What are the optimal strategies for Alice and for Bob, respectively?

• When finding strategies for games like this, it's often a good idea to either play a smaller game (start with numbers from 0 through 4 or 8), or work backwards (who had last play, what would they want, and how can their opponent stop that when they do their second to last play). Have you tried that? – Arthur Mar 10 at 12:02
• Pretty intuitive to think that Alice should remove numbers from both ends($0, 1024, 1, 1023, \dots$) and Bob should remove numbers from the middle (eg. $512, 513, 511, 514, \dots$) – ab123 Mar 10 at 12:03
• @ab123, to follow your intuitive strategy, Alice may as well remove her half from just one end. But Bob, I think, will do better to remove every other number instead of a consecutive stretch from the middle. – Barry Cipra Mar 10 at 12:34
• @RodrigodeAzevedo $1025 - 512 - 256 - 128 - 64 - 32 -16 - 8 - 4 - 2 - 1 = 2$ – ab123 Mar 10 at 12:43

Given a set $$X$$, let $$A(X)$$ denote the largest distance between any two points in $$X$$ and $$B(X)$$ denote the smallest distance between any two different points in $$X$$. For a two-element set, $$A(X)=B(X)$$. We start with $$A(X)=1024$$ and $$B(X)=1$$. I will show Alice can halve $$A(X)$$ at each of her turns, and Bob can double $$B(X)$$ at each of his turns. Since both players have 5 turns, this means that Alice can ensure that the result is at most 32 and Bob can ensure the result is at least 32.
Given $$X=\{x_0,\dots,x_{n/2},\dots,x_n\}$$ sorted ascending, we have $$A(X)=x_n-x_0 = (x_n - x_{n/2}) + (x_{n/2} - x_0)=A(\{x_{n/2},\dots,x_n\})+A(\{x_0,\dots,x_{n/2}\})$$. At least one of the two summands is $$\leq A(X)/2$$. Therefore, Alice removes all topmost or all bottommost elements on each of her turns, depending on the situation.
Given $$X=\{x_0,x_1,..,x_{n}\}$$, Bob removes $$x_i$$ such that $$i$$ is odd. It's easy to see that this guarantees that $$B(X)$$ is at least doubled.

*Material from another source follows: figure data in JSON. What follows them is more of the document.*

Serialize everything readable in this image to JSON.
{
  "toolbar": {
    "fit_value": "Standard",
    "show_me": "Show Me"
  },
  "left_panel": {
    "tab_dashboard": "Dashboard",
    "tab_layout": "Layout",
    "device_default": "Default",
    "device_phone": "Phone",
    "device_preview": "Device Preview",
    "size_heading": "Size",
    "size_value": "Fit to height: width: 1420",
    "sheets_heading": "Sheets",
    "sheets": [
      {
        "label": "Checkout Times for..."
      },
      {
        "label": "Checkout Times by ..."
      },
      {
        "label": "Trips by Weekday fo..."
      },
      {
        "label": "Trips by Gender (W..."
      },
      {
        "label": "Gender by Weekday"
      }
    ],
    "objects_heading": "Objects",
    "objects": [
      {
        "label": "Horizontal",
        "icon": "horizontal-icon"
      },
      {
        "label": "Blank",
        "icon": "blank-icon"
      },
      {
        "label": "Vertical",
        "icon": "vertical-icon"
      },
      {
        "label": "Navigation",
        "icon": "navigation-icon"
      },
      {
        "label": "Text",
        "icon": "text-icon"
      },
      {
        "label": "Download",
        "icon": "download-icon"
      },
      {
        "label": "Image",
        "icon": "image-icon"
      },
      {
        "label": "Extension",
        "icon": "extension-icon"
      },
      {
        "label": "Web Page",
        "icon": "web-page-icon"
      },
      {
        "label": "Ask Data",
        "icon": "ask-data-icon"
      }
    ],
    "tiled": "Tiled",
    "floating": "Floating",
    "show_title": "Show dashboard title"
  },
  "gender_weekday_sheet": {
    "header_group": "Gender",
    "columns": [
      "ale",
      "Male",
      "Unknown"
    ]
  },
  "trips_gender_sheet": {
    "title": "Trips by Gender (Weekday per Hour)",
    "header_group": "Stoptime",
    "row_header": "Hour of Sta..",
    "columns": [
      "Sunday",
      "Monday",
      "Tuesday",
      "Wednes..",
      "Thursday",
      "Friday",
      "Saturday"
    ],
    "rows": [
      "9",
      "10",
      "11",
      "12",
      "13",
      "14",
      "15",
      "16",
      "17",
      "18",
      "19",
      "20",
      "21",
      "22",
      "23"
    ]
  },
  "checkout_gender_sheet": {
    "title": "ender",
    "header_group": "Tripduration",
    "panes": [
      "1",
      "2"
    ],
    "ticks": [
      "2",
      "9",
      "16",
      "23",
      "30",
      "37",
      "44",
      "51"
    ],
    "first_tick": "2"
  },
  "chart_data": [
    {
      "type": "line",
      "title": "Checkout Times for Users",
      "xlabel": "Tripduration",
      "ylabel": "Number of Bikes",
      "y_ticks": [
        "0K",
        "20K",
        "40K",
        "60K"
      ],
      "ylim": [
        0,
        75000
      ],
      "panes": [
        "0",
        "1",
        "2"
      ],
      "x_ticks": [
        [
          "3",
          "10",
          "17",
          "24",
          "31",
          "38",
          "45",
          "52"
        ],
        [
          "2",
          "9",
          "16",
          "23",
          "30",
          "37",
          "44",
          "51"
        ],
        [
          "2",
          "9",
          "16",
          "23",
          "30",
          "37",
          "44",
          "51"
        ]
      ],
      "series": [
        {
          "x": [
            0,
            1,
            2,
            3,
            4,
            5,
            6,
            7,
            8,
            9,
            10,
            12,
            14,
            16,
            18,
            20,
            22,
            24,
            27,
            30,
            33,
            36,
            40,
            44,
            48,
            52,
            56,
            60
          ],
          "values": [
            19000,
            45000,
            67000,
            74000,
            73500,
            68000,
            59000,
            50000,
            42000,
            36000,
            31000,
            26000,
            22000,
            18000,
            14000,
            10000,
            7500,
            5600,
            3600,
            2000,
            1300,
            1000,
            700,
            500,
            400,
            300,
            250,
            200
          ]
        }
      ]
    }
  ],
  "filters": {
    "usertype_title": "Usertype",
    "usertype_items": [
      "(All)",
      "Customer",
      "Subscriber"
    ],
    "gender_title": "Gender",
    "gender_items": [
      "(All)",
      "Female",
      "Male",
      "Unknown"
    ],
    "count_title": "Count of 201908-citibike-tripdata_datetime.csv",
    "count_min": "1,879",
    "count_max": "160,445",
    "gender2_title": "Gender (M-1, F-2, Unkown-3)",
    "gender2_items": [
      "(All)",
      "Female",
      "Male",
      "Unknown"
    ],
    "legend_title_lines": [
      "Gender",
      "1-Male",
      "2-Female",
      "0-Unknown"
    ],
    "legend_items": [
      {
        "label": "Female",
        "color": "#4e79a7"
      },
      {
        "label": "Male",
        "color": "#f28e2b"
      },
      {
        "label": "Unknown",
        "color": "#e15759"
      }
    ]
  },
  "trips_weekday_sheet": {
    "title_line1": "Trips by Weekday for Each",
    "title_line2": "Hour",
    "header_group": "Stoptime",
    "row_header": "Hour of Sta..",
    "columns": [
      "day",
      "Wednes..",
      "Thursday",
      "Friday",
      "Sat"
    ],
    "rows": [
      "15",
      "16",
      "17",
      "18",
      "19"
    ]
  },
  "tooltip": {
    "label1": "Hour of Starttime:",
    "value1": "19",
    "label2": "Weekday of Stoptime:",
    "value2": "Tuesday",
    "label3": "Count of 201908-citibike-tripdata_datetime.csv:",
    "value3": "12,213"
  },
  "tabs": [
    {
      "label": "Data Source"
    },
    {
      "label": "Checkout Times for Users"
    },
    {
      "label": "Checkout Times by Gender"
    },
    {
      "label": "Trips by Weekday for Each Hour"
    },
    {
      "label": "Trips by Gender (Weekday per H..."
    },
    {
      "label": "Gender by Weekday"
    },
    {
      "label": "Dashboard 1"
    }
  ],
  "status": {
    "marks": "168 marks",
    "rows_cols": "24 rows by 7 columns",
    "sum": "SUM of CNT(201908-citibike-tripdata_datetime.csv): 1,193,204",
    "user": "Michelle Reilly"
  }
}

A slight generalization: in your problem Alice and Bob have the same number of turns. In general, if we start with $$\{0,1,\dots,2^n\}$$ and remove almost-half of remaining elements at every turn, then the optimal payoff will be $$2^k$$ where $$k$$ is the number of turns controlled by Bob and $$n-k$$ the number of turns controlled by Alice; the players don't have to alternate.